There’s no law that says college savings have to be in a special education account. Yes, these offer tax advantages. Using a special account also appeals to our mental accounting: We like the idea that the money is segregated, and the separate account makes it less likely we’ll spend the savings on something else.
Still, for many parents, keeping college savings in their own name often makes sense. You might stash the dollars in a regular taxable investment account, savings bonds, a retirement account or perhaps use it to pay down your mortgage. If your income is modest and there’s a good chance your family will receive financial aid, you should probably focus your spare cash on other goals, such as buying a home and investing for retirement. If it turns out your income is higher than expected and hence your aid eligibility is less, you could always pay for college by, for instance, borrowing against your home’s value or withdrawing your Roth IRA contributions.

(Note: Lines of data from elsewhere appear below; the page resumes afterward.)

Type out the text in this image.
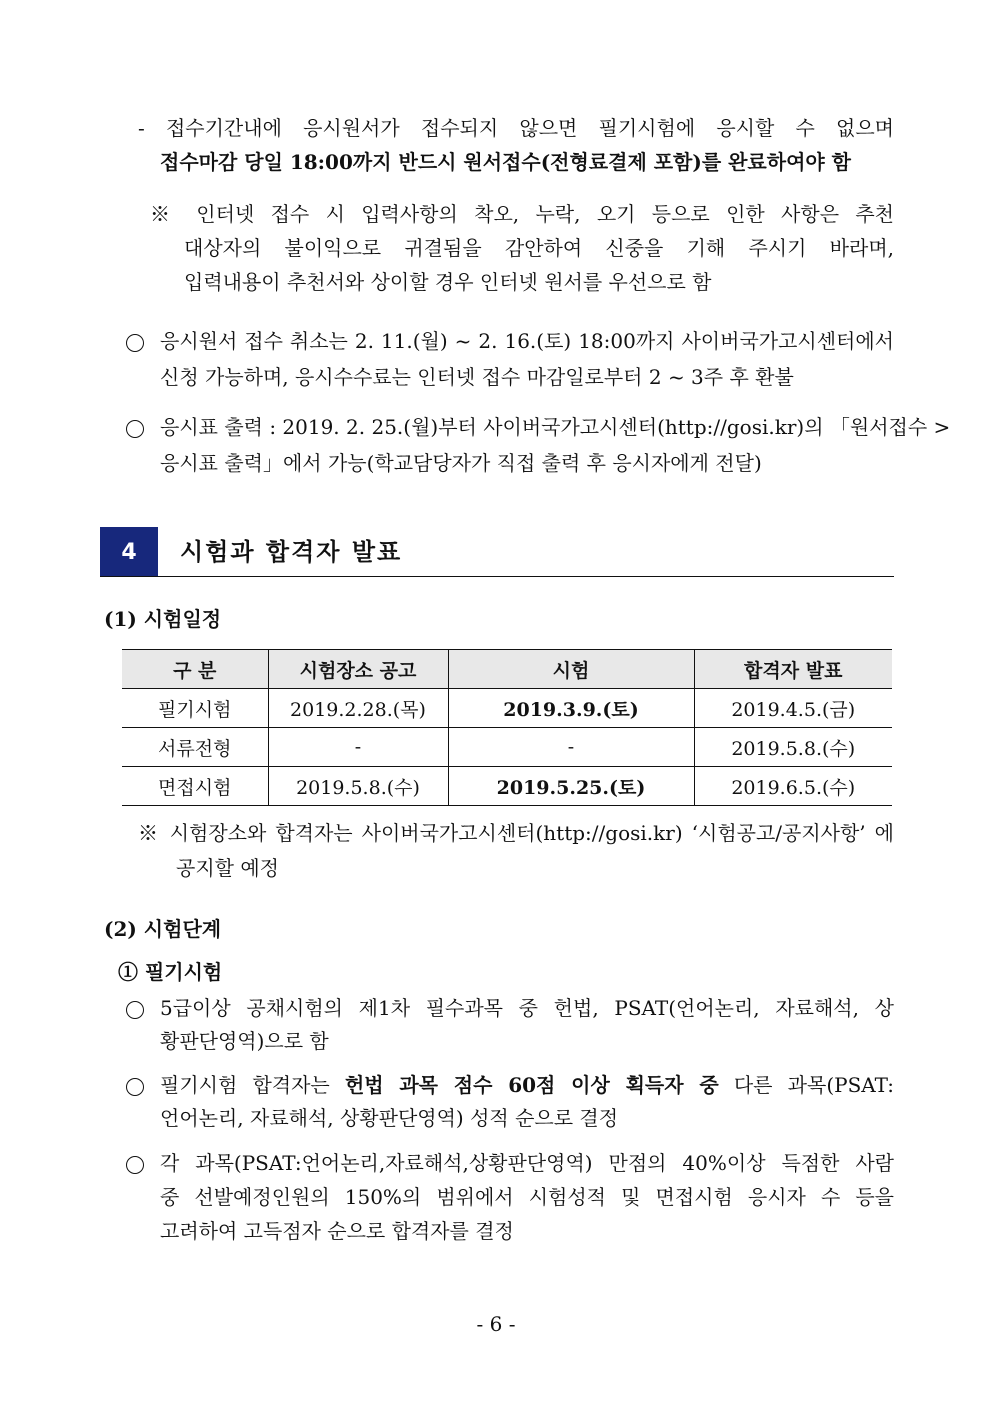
- 접수기간내에 응시원서가 접수되지 않으면 필기시험에 응시할 수 없으며
접수마감 당일 18:00까지 반드시 원서접수(전형료결제 포함)를 완료하여야 함
※ 인터넷 접수 시 입력사항의 착오, 누락, 오기 등으로 인한 사항은 추천
대상자의 불이익으로 귀결됨을 감안하여 신중을 기해 주시기 바라며,
입력내용이 추천서와 상이할 경우 인터넷 원서를 우선으로 함
응시원서 접수 취소는 2. 11.(월) ~ 2. 16.(토) 18:00까지 사이버국가고시센터에서
신청 가능하며, 응시수수료는 인터넷 접수 마감일로부터 2 ~ 3주 후 환불
응시표 출력 : 2019. 2. 25.(월)부터 사이버국가고시센터(http://gosi.kr)의 「원서접수 >
응시표 출력」에서 가능(학교담당자가 직접 출력 후 응시자에게 전달)
4	시험과 합격자 발표
(1) 시험일정
구 분	시험장소 공고	시험	합격자 발표
필기시험	2019.2.28.(목)	2019.3.9.(토)	2019.4.5.(금)
서류전형	-	-	2019.5.8.(수)
면접시험	2019.5.8.(수)	2019.5.25.(토)	2019.6.5.(수)
※ 시험장소와 합격자는 사이버국가고시센터(http://gosi.kr) ‘시험공고/공지사항’ 에
공지할 예정
(2) 시험단계
① 필기시험
5급이상 공채시험의 제1차 필수과목 중 헌법, PSAT(언어논리, 자료해석, 상
황판단영역)으로 함
필기시험 합격자는 헌법 과목 점수 60점 이상 획득자 중 다른 과목(PSAT:
언어논리, 자료해석, 상황판단영역) 성적 순으로 결정
각 과목(PSAT:언어논리,자료해석,상황판단영역) 만점의 40%이상 득점한 사람
중 선발예정인원의 150%의 범위에서 시험성적 및 면접시험 응시자 수 등을
고려하여 고득점자 순으로 합격자를 결정
- 6 -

Sticking college savings in a traditional IRA might also make sense if you have children later in life. What if your kids qualify for financial aid? You should think carefully about when to make your traditional or Roth IRA withdrawals, as you will learn in the next section.
Another consideration: Keeping college savings in your own name might be appealing if you favor flexibility. The fact is, you don’t know whether your kids will go to college, whether you’ll need the money for your own retirement, or what will happen to the tax code and financial aid formulas in the years ahead. Set against that is the tax-free growth offered by a 529 or a Coverdell. But given the relatively short time you have to invest for a child’s college education, you might decide the tax savings won’t be that significant.